You're Not Going to Lose Your Job to AI
The article draws parallels between historical technological cycles (e.g., Einstein's miracle year, the electric revolution) and the current AI boom, arguing that foundational breakthroughs are followed by long application phases. During these phases, some jobs disappear but many new ones emerge. AI is in its theoretical breakthrough phase, and the subsequent application era will create more opportunities than it destroys.
Article intelligence
Key points
- Historical patterns show that revolutionary theory is followed by decades of application, which eliminates some jobs but creates many new ones.
- AI today is akin to Einstein's miracle year in 1905; the application age is yet to come.
- Those who learn to apply AI will be the electrical engineers of our generation, and overall more people gain than lose in each cycle.
Why it matters
This matters because historical patterns show that revolutionary theory is followed by decades of application, which eliminates some jobs but creates many new ones.
Technical impact
May affect GPUs, inference clusters, compute cost, and supply-chain planning.
Sapan Parikh
May 28, 2026
In 1905, a twenty-six-year-old patent clerk published four papers that broke physics wide open. Special relativity. The photoelectric effect. Brownian motion. E=mc². We call it the annus mirabilis… the miracle year.
That was 120 years ago. And I’ve always wondered: after those explosive early-twentieth-century discoveries, relativity, quantum mechanics, atomic theory, and what happened? It felt like a long silence.
The Father, the Son, and the Engineer
Genius, National Geographic’s series on Einstein’s life, opens with young Einstein fighting with his father Hermann, who wants him to join the family engineering business. Albert refuses; he wants to understand the universe, not wire buildings.
The show ends with Einstein having the exact same argument, but now he’s the father. His son Hans Albert wants to be an engineer. Not a theorist. An engineer.
The irony is crushing. But Hans Albert wasn’t wrong, and neither was Hermann. By the time Hans Albert was choosing his career, the great theories had already been written. The world didn’t need more theory. It needed people who could apply it, who could take E=mc² and build nuclear energy, take quantum mechanics and build transistors and computers.
The miracle was over. The work had just begun.
The Cycle
Once that clicked for me, I started seeing it everywhere. History doesn’t move in a straight line of constant discovery. It moves in cycles:
A handful of years of revolutionary breakthroughs, followed by decades, sometimes centuries, of people figuring out what to do with those breakthroughs.
Think about electricity. The core discoveries: electromagnetic induction, the lightbulb, and alternating current happened in a relatively compressed window. But the application of electricity? That took generations. Transformers, transmission lines, power grids, utility poles, wiring standards, household appliances, and industrial machinery. Entire industries were born not from inventing electricity, but from deploying it.
Or take the theory of relativity itself. The theory was published in 1905 and refined by 1915. But the applications? Nuclear energy. Nuclear weapons. GPS satellites (which literally correct for relativistic time dilation). Medical imaging. Particle accelerators. These came over the next century and continue today.
Ten years of miracles. A hundred years of making it real.
The Candle Makers and the Wire Layers
Here’s what I find most interesting about these application years: they always create a job shift that feels catastrophic in the moment but looks obvious in hindsight.

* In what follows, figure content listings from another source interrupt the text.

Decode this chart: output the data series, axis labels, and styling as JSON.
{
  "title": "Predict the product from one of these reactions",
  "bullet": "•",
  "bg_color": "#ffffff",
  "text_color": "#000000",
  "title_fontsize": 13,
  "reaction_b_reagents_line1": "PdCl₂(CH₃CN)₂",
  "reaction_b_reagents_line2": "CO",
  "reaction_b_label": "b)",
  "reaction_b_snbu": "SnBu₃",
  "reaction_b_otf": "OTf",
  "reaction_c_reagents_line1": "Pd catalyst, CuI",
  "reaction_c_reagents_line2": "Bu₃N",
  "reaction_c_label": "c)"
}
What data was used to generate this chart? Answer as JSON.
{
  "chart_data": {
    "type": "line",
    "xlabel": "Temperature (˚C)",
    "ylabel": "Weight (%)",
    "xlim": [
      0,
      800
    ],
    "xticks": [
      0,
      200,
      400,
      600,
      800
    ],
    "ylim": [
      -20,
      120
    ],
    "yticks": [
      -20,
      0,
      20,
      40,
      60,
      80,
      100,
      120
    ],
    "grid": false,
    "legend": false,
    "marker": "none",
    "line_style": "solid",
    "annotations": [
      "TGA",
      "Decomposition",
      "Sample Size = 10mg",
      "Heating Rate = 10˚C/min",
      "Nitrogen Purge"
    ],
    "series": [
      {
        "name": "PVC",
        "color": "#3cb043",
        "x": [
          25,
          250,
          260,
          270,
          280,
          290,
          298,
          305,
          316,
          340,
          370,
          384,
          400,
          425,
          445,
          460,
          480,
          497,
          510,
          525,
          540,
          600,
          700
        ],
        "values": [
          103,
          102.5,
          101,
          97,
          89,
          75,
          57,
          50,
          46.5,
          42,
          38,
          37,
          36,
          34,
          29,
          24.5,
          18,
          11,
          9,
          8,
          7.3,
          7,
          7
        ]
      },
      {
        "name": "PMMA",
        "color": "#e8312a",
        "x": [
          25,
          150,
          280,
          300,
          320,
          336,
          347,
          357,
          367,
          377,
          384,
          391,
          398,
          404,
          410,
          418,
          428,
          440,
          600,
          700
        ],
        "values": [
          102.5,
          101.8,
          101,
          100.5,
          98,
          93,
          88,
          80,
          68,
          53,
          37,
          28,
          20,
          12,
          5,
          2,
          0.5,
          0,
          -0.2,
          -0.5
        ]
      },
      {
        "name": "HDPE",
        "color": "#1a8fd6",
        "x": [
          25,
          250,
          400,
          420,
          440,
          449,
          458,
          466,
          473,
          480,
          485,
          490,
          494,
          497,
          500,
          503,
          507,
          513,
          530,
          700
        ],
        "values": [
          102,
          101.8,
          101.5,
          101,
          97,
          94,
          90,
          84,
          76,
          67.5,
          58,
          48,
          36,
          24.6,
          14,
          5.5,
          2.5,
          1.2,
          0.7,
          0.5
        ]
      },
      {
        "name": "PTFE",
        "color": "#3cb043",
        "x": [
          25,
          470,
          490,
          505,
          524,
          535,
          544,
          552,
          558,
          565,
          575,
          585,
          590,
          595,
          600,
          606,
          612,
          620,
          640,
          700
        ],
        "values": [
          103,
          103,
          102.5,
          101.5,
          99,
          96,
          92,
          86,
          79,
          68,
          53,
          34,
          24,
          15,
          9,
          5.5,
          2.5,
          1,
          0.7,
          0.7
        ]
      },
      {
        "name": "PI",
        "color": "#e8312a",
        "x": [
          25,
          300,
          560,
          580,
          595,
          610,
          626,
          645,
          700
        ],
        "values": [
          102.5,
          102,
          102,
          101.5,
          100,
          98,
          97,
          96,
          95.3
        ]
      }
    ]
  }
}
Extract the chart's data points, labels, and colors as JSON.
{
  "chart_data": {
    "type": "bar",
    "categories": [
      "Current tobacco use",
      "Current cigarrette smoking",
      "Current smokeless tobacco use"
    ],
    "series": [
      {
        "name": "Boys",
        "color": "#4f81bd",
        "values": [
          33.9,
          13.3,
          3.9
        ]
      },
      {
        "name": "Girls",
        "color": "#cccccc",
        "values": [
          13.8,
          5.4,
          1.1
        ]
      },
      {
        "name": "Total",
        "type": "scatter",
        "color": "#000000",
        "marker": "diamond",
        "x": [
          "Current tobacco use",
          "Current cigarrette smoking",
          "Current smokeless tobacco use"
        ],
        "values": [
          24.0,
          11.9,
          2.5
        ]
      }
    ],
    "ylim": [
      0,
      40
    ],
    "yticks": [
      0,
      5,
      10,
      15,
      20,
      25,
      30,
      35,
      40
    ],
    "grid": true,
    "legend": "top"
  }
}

When electricity arrived, the people who made candles lost their livelihoods. That was real. That was painful. But the people who laid wires, who built transformers, who installed streetlights, who manufactured motors — they found entirely new kinds of work that didn’t exist a generation before.
The candle maker couldn’t have imagined the job of “electrical engineer” because the category didn’t exist yet. And that’s exactly the kind of displacement that makes people anxious — not because the new jobs won’t come, but because you can’t see them from where you’re standing.
The 21st Century’s Annus Mirabilis
I think we’re living through a new miracle period right now. AI and Generative AI — these are this century’s relativity and quantum mechanics. The foundational theory is being written as we speak. And just like in 1905, the window of pure invention will be short compared to what comes after.
What comes after is the application era. Someone will reshape how hospitals handle diagnostics. Someone else will reinvent how students learn. Others will find uses in agriculture, law, construction — in places we can’t foresee, just like the candle maker couldn’t have imagined fiber-optic cable.
Yes, some jobs will go away. Every cycle has its casualties. But I’m deeply optimistic — because the people who understand how to apply AI will be the wire layers and electrical engineers of our generation. The pattern holds across every major technological cycle in history: more people gain than lose.